There is little any one of us can do. Little good we can reliably bring into the world. We can improve a little every day, knowing that someday we will fall down in failure and watch all that building wash away like a sandcastle in the flood. And then, in the flatness of the ebb, we can begin building again. It will pass. We know it will pass. And yet. Here we are, compelled to carry on. To put one foot in front of the other. To draw in a painful breath, to feel the discordant pounding of the heart. We are still needed. We cannot stop now.
The only thing that truly matters is what we can do with our own hands, in our own small sphere, for those we love. Peace, comfort, and joy: for the rest of life together. We can only pray we do not fail in this. A prayer that ascends in perfect hope.

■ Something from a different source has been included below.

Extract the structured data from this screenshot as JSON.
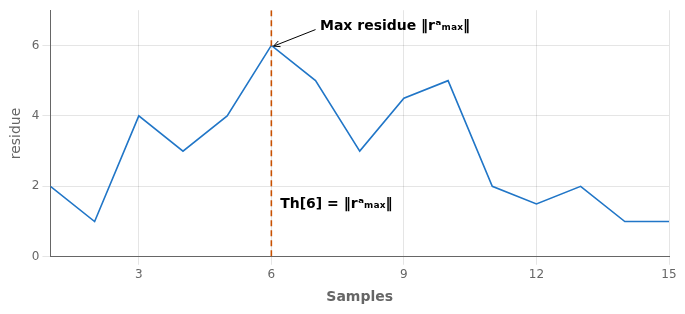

Both beautiful and painfully true. But God. I'm profoundly thankful for the "But God." Recognizing what things are inside and outside that circle of personal control is crucial to my steady grip on hope and purpose. Letting go of my mirage of control for those things that fall outside is crucial to my wellbeing. I (routinely) fall into despair when I grasp after those things, like trying to hold onto handfuls of dry sand. But in reality, they are God's to mess with, not mine, and all I can do about them is trust Him for their care. This little truth wafted back into my awareness just this past Saturday morning. Seems He knows I need reminded of it from time to time...sigh. Thanks for the reenforcement!
That's why they called it the Good News, those men and women. They were past mastering the art of always falling down and still being alive.